La sentencia dictada en el juicio del 11-M, sin embargo, no se pronuncia sobre quién está detrás de los atentados, y se limita a condenar a algunos de los acusados como autores materiales o colaboradores. Por otra parte, es cierto que no se cuestiona la validez jurídica de la pruebas policiales, a pesar de las graves dudas que inspiran. No creo que haya tribunal en España con agallas suficientes para cuestionar una actuación de la policía con tantos puntos oscuros. Si por mucho menos hubo un magistrado al que se echó de la carrera judicial (Gómez de Liaño) o un director de un periódico al que le montaron un vídeo sexual, imaginemos qué hubiera ocurrido si este tribunal hubiera osado dar por inválidas la pruebas principales, procesar a los policías implicados en las manipulaciones y –como efecto colateral- erosionar definitivamente la credibilidad del actual gobierno, a pocos meses de las elecciones. La campaña de destrucción como mínimo moral que se hubiera iniciado contra Bermúdez y sus colegas habría sido aterradora.
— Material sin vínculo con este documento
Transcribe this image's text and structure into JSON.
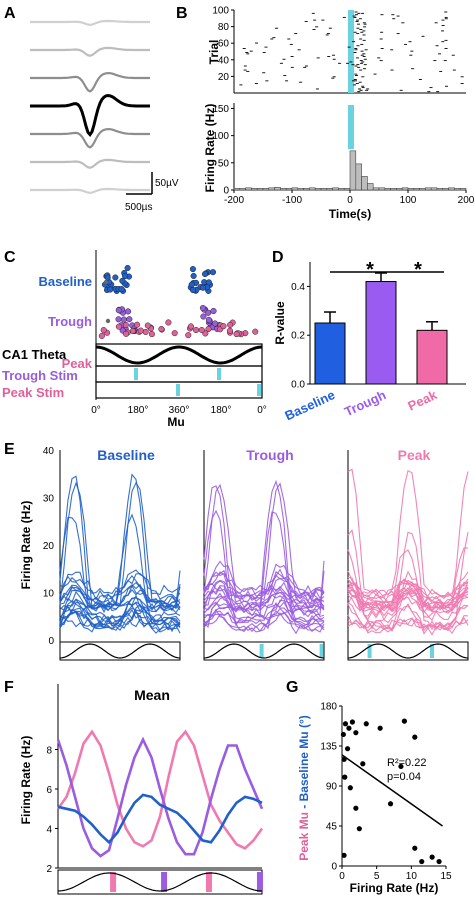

Mi escepticismo hacia la resolución de la Justicia, por tanto, no puede ser mayor. Pero en cualquier caso, sea cual sea la verdad de lo que ocurrió aquel nefasto 11 de marzo de 2004, sigo pensando que no puede interpretarse de otro modo que como un golpe de Estado encubierto. Fuera Al-Qaida, fuera ETA, fuera una trama parapolicial, o una combinación de estas posibilidades, el móvil fue cristalino: cambiar el gobierno de España, aun a costa de la vida de casi doscientas personas. Y mientras no se desentrañe la verdad y se haga pública, sobre nuestra democracia seguirá planeando algo más que la sombra de una duda.